REPUBLIKA.CO.ID, JAKARTA -- Ketua Setara Institute Hendardi mengatakan rencana memasukkan pasal penghinaan terhadap presiden dan wakil presiden ke dalam revisi Kitab Undang-Undang Hukum Pidana (KUHP) sebagai tindakan yang inkonstitusional.
"Pasal itu sudah pernah dinyatakan inkonstitusional oleh Mahkamah Konstitusi (MK) pada Desember 2006 yang menyidangkan perkara Nomor 013/PUU-IV/2006," kata Hendardi melalui pesan tertulis diterima di Jakarta, Selasa (4/8).
Hendardi mengatakan norma yang sudah dibatalkan MK tidak boleh diambil kembali menjadi sebuah norma dalam undang-undang baru. "Bila dipaksakan dapat dianggap sebagai penyelundupan hukum sekaligus pelanggaran terhadap konstitusi Undang-Undang Dasar 1945," tuturnya.
Menurut Hendardi, keinginan untuk menghidupkan kembali pasal tersebut merupakan bentuk ketidakpatuhan terhadap konstitusi. Hal itu menunjukkan ketidakpahaman pemerintah terhadap praktik ketatanegaraan Indonesia.
Pemerintah mengusulkan revisi Undang-Undang KUHP kepada DPR. Pembahasan revisi undang-undang itu sedang dibahas Komisi III bersama dengan Kementerian Hukum dan Hak Asasi Manusia.
Dalam rancangan undang-undang tersebut, pemerintah mengajukan 786 pasal.
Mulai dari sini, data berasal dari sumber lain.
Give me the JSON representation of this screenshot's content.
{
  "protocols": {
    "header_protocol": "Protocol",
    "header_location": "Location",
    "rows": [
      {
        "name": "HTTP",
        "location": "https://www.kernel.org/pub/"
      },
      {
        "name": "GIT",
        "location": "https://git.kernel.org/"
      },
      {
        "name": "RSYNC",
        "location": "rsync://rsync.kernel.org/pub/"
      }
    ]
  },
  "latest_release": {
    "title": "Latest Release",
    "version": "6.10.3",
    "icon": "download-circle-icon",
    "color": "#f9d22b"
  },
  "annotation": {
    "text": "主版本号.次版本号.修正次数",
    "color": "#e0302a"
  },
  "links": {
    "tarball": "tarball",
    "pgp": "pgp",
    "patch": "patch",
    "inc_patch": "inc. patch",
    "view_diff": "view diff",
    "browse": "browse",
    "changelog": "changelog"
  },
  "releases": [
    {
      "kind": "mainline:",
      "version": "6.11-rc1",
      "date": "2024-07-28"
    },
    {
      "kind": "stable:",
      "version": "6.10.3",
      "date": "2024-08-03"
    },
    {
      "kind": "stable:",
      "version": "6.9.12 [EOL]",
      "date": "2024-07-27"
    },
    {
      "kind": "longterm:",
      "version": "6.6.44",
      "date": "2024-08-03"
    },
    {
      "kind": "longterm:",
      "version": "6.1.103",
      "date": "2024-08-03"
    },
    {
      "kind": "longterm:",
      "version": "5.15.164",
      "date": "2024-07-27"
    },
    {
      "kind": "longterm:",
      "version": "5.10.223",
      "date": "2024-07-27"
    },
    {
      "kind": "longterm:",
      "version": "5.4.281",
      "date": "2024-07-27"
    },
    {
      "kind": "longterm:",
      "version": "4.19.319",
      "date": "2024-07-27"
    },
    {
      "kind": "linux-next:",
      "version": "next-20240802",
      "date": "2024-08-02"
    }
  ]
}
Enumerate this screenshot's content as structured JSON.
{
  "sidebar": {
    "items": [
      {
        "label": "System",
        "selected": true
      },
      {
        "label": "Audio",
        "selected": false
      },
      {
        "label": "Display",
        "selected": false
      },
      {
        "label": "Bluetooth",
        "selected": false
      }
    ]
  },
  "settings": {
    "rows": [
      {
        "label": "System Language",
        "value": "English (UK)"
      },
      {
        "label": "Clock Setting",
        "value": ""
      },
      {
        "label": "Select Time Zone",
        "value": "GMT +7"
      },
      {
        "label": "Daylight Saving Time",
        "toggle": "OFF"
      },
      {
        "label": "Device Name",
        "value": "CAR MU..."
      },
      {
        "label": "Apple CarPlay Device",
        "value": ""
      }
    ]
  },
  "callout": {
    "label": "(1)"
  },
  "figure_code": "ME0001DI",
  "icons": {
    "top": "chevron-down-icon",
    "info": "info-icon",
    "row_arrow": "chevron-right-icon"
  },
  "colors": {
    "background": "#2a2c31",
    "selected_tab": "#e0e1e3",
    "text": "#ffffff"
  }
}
Pasal 263 Ayat (1) menyebutkan pidana penjara paling lama lima tahun atau pidana denda paling banyak kategori IV bagi setiap orang yang menghina presiden atau wakil presiden di muka umum.
Sedangkan Pasal 264 menyebutkan setiap orang yang menyiarkan, mempertunjukkan atau menempelkan tulisan atau gambar sehingga terlihat oleh umum atau memperdengarkan rekaman penghinaan tersebut sehingga terdengar oleh umum dapat dipidana dengan hukuman yang sama.